- Born: 1943 (age 82–83)
- Occupation: Sociologist
- Known for: Utopie magazine

= Hubert Tonka =

French sociologist and urban planner

Hubert Tonka (born 1943) is a French sociologist and urban planner who edited the Utopie magazine, and was one of the leaders of the Utopie movement in the late 1960s and early 1970s.

==Career==

For family reasons, Tonka had to start work at a very young age. In Paris around 1960, he was taking night classes for a diploma in urban planning while working in the day, where he met other members of what would become the Utopie group. He worked as a plasterer during the day. He became the assistant of Henri Lefebvre, who was a professor at the University of Paris's institute of urban planning. He was an aesthete and a refined typographer. By the end of 1966, he was a member of the editorial committee of Melp!, the École Nationale Supérieure des Beaux-Arts student association's review, along with Jacques Barda, Roland Castro, Pierre Granveaud and Antoine Grumbach. Melp! helped to articulate the dissatisfaction of students in the lead-up to the protests of 1968. Tonka was co-founder of the Vincennes department of urbanism.

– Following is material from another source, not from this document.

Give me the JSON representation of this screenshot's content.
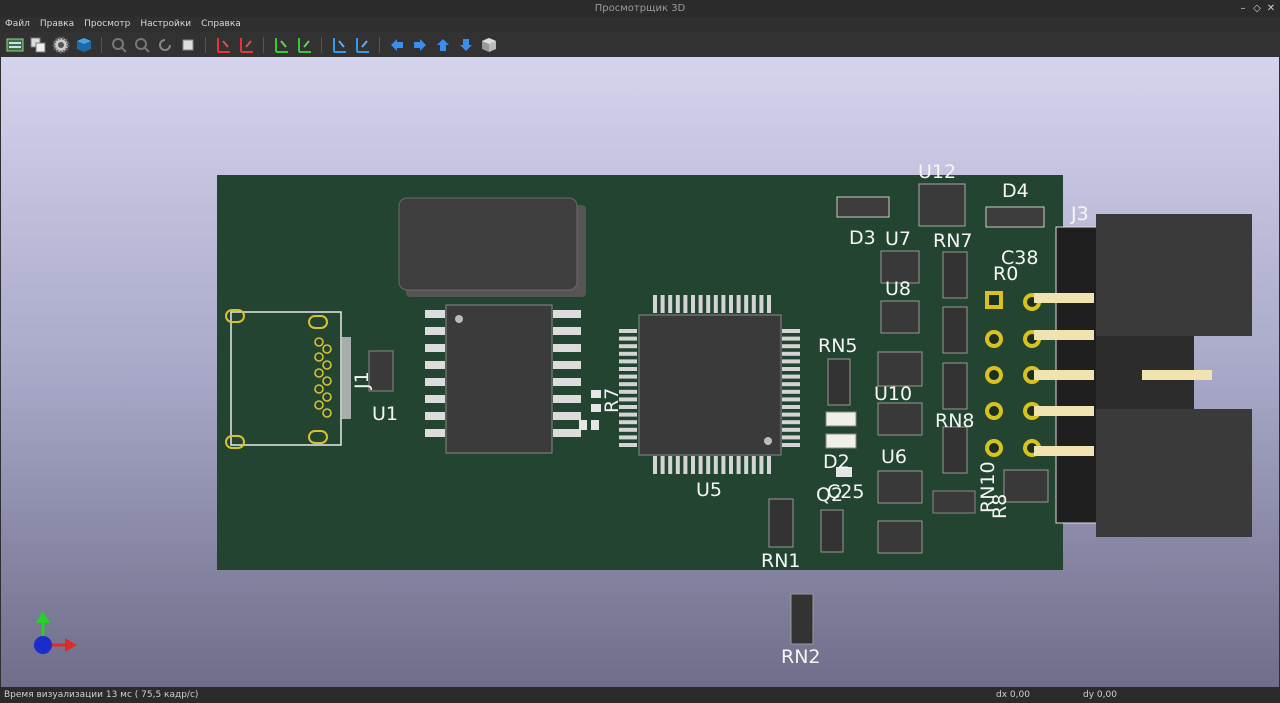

The Utopie group originated from a meeting at Lefebvre's house in 1966. It included the architects Jean Aubert, Jean-Paul Jungmann and Antoine Stinco, the landscape architect Isabelle Auricoste (his wife) and the sociologists Jean Baudrillard, René Lourau and Catherine Cot. Utopie, review de sociologie de l'urbain first appeared in May 1967, with Tonka as managing editor.
Tonka created L'Imprimerie Quotidienne, which printed the magazine. Tonka edited and promoted collections of Baudrillard's essays, helping to draw the attention of the public to his views, which were at first Marxist but later moved towards the centre.

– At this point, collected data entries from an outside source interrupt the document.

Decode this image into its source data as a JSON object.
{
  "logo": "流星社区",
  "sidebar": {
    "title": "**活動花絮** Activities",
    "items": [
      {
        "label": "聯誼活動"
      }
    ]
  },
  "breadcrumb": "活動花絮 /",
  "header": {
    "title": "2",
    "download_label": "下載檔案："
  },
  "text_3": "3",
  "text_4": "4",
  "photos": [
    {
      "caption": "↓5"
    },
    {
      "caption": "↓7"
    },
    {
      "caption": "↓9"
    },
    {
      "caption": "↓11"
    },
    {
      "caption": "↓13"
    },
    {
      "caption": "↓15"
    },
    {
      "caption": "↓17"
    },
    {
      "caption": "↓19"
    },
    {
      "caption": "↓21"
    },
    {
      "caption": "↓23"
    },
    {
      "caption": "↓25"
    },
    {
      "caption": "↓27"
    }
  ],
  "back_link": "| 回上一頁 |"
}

Tonka became a Director at the French Institute of Architecture (1987) and a professor of architecture and contemporary art in Bordeaux and Angers (1994). In the 1990s, Tonka and singer, songwriter and author Jeanne-Marie Sens founded the publishing house Sens & Tonka. Tonka and Sens co-authored and published several books on architecture.

==Views==

Tonka gave life to the Pneumatic concepts of the Utopie group, which advocated ephemeral, inflatable structures. Tonka held extreme left opinions, close to the anarchists, that could be traced back to Rosa Luxemburg and Mikhail Bakunin. Talking of the intellectual roots of the Utopie group, Tonka said:

I have a whole culture which comes from Batavian Marxism, that is to say Anton Pannekoek and Herman Gorter, and it has nothing to do with French Marxism. I discovered this culture in working in the Institute of Social History in Amsterdam... I discovered "secrets" from Lefebvre, who did not want to widen that membership ... there was also Archigram, there was also the Situs [situationists], and then there was everything that was around and that we saw: there was Arguments, Socialisme ou Barbarie...

In a 1971 interview, Tonka said, "To imagine ... that it is possible to act politically through urbanism, architecture, and the detournement of either is a dream." He believed that only a revolution could change society, and this could only happen in spite of architecture, which is by definition repressive.